So, this is how you revitalise the digital economy Mr Hammond
His Budget was cautious on tech, but sees where the Chancellor could still shake things up
Philip Hammond wants a chirpier reputation. “Spreadsheet Phil” is not the most exciting nickname, so the Chancellor has sought to cast himself as a politician with a grand vision, and to taunt his shadow on the Labour benches at the same time.
John McDonnell’s Who’s Who entry includes “generally fermenting the overthrow of capitalism” as his pastime. “Mine is ‘reinvigorating capitalism for the digital age’,” the Chancellor said.
Yet moves to unleash a capitalist revolution in the Budget were few and far between. A short-term tax break on investment was offset with a new tax on big digital companies. It was pitched as a way to bring the tax system up to date with the digital economy, but an extra tax does not sound like the work of a man who is “revitalising capitalism”.
Here are a series of ideas that could free up the digital economy, revitalise capitalism and, crucially for the Chancellor, cost the taxpayer very little.
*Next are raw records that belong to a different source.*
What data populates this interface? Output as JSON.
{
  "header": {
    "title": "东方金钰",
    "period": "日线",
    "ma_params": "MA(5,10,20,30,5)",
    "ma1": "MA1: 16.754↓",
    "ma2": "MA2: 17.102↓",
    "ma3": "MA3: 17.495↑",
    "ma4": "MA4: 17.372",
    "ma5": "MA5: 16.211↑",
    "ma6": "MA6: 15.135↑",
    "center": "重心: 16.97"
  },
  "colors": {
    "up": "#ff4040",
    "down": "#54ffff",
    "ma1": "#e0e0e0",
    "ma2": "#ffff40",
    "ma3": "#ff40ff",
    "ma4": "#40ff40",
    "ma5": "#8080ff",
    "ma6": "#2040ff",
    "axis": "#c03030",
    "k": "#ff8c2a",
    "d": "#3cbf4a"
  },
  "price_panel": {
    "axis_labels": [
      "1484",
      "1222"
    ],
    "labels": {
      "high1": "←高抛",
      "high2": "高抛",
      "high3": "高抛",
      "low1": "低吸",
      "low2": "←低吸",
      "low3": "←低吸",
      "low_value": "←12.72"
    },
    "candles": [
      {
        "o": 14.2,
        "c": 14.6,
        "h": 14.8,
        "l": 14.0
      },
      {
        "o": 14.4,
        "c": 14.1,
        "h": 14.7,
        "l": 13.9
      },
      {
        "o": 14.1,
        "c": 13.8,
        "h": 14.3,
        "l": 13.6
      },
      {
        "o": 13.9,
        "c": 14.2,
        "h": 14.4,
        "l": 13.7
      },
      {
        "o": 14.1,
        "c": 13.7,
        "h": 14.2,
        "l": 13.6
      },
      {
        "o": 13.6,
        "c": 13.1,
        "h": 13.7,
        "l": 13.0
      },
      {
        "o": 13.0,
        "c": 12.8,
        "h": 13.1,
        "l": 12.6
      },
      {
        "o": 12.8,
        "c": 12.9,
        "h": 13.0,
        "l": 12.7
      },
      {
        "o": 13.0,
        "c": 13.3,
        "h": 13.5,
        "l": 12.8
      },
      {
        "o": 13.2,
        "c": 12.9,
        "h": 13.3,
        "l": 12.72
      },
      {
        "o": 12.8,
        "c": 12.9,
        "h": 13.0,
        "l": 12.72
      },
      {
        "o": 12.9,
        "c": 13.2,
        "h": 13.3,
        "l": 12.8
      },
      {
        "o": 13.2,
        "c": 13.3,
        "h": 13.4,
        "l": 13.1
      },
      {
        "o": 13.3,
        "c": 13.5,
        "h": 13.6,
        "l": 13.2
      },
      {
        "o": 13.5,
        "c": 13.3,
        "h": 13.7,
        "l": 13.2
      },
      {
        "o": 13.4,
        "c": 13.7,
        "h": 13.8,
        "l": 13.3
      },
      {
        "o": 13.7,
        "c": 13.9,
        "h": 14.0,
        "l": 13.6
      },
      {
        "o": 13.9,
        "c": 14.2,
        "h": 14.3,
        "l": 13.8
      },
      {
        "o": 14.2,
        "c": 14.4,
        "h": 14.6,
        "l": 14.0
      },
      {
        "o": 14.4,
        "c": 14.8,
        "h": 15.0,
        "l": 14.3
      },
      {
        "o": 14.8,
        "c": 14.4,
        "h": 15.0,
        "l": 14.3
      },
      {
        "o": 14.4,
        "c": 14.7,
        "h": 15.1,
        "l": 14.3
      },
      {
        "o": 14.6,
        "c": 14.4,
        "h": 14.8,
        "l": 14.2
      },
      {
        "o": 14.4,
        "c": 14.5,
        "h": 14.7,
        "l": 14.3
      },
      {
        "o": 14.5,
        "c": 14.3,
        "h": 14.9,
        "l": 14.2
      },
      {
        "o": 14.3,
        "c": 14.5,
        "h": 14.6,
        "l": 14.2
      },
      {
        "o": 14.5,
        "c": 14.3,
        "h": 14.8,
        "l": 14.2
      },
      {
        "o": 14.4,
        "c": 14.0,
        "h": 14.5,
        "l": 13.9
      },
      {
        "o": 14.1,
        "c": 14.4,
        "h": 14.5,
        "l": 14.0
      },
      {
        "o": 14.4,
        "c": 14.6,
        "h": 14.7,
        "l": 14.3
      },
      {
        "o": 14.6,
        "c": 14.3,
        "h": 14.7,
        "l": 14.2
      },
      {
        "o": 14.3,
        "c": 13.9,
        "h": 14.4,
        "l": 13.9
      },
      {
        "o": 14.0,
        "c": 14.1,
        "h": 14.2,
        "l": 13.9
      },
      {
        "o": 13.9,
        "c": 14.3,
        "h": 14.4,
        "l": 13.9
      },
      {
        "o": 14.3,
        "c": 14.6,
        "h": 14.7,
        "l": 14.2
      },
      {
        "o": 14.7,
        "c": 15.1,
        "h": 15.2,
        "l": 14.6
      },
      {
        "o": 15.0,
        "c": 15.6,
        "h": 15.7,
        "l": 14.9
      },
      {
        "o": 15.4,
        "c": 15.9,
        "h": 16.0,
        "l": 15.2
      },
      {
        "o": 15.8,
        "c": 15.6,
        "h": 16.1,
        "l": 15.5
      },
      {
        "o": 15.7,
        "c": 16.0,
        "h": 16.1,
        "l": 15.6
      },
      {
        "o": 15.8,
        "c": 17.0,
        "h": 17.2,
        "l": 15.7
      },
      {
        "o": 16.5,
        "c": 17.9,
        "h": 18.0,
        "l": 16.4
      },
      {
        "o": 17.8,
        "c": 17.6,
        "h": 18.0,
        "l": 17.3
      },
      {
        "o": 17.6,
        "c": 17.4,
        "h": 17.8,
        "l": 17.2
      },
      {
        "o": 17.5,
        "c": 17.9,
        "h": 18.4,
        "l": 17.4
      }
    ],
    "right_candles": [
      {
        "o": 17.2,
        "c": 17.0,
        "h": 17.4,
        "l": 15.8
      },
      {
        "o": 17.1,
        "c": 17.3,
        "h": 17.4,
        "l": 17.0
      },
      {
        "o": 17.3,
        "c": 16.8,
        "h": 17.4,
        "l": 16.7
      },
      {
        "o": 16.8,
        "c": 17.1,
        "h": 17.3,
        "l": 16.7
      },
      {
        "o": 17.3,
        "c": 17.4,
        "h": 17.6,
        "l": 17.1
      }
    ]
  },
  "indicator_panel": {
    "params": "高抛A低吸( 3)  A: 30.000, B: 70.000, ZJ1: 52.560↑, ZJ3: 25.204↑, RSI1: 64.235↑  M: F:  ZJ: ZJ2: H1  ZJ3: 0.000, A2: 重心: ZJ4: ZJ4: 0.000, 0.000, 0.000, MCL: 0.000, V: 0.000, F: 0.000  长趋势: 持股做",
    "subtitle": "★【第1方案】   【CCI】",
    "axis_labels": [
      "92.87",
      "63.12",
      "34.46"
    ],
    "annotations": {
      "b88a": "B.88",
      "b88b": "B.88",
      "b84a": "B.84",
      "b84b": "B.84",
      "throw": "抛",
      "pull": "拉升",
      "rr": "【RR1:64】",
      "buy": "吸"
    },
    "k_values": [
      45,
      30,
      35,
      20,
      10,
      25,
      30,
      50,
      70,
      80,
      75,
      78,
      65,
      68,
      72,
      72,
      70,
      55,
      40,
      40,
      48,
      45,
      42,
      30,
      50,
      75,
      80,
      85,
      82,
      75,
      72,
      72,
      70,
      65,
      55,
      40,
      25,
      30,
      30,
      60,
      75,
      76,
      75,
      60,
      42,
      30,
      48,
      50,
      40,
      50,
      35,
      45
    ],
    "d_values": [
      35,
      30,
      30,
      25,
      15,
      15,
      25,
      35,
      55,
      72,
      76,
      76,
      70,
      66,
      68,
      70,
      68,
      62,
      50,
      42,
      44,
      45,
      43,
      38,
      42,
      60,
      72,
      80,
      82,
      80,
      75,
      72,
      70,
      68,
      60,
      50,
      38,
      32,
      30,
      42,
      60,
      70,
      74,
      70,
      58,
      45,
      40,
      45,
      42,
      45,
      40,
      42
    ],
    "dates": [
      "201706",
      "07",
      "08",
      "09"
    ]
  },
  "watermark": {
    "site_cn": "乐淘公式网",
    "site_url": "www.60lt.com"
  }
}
Luigi Zingales, professor of entrepreneurship and finance at Chicago Booth, believes more competitive regulation would let the UK seize a key role in the emerging financial technology industry.
“The UK is sufficiently [experienced] in the financial industry. It is in quite a unique position to take advantage of being a small player with credibility,” he says.
This could be particularly crucial once the UK has left the EU. “With Brexit it may be more difficult for the UK to do financial business the traditional way, so [we may see] a push to do it the fintech way, where location becomes less of an issue,” Zingales says.
“It is a huge opportunity, if it is exploited well.” This means ensuring regulation that allows markets to thrive. “Fintech is an industry without barriers but the United States, paradoxically, has not shown such open-mindedness,” he says.
More broadly, Zingales fears a lack of competition is the key problem facing the modern economy. Consumers often end up paying higher prices than they would in a truly free market.
The professor says it is too soon to know to what extent digital technologies contribute to this problem, given it is a young industry that often offers services without charge. If there are dangerous monopolies, it is tricky to work out how to inject competition.
‘The UK is in quite a unique position to take advantage of being a small player with credibility’
Take control of data
The 20th-century solution of breaking up monopolies may not help here; digital giants work well because of network effects, which make scale valuable to consumers, and because it is relatively cheap to serve billions of customers digitally.
In any case, the UK is going to struggle to break up American tech giants. Instead, Zingales says data ownership is key.
“Who owns the data, and can we think of reallocating it? Europe is at the vanguard in this with Open Banking: your transactions with your banks? You own it. You change banks? You can give an order to transfer that to your new bank,” he says.
“That changes the competitive dynamic dramatically, and that is very important.”
This is something the UK could reinforce “to stimulate competition”.
“Between the law and the practice there is a lot. One thing Hammond could look at very carefully is how easy it is to make that data portable,” says Zingales.
Break open traditional industries
On the other hand, regulations may also be preventing big tech firms from entering traditional markets, again to consumers’ detriment.
Prof Colin Mayer, a fellow at the British Academy, sees digital technologies reshaping industries rapidly, with regulation failing to keep up. He also uses financial services as an example.
“The whole nature of the market is changing and it makes regulation based on the institutional form of banks no longer appropriate – you have to think in terms of their function, so these new entrants will perform similar functions to existing banks,” he says. Observe “the way in which Amazon has moved into groceries; it has essentially transformed the nature of the players within that market”.
“The same thing will happen in banking,” Mayer adds. If the rules are not changed, the digital revolution will be held back. “What is going on is creative destruction, but regulation risks destroying the creation,” he says.
Shake up education
An alternative idea is to update the education system. Better education helped power economic growth in the 19th and 20th centuries, and modernising the curriculum to teach more digital skills could help unleash growth again today.
Dom Hallas, of the Coalition for a Digital Economy, suggests the Government could put private coding schools “on to a more formal footing”.
“I would suggest this means some kind of accreditation for the coding schools that would allow them to tap into government funding, and let students use the normal student loan system just like at universities and more. This would recognise and leverage the success of our privatesector coding schools by bringing them into the formal education system,” he says.
“There would also be opportunities for government to fund these schools to run courses at discounted rates in places where there is a clear skills need but where the market wouldn’t support it – leveraging the data government holds on skills gaps.”
Philip Hammond, the Chancellor of the Exchequer, has claimed to be ‘reinvigorating capitalism for the digital age’ – but is he on the right track to free up the digital economy or does he need to be more ambitious?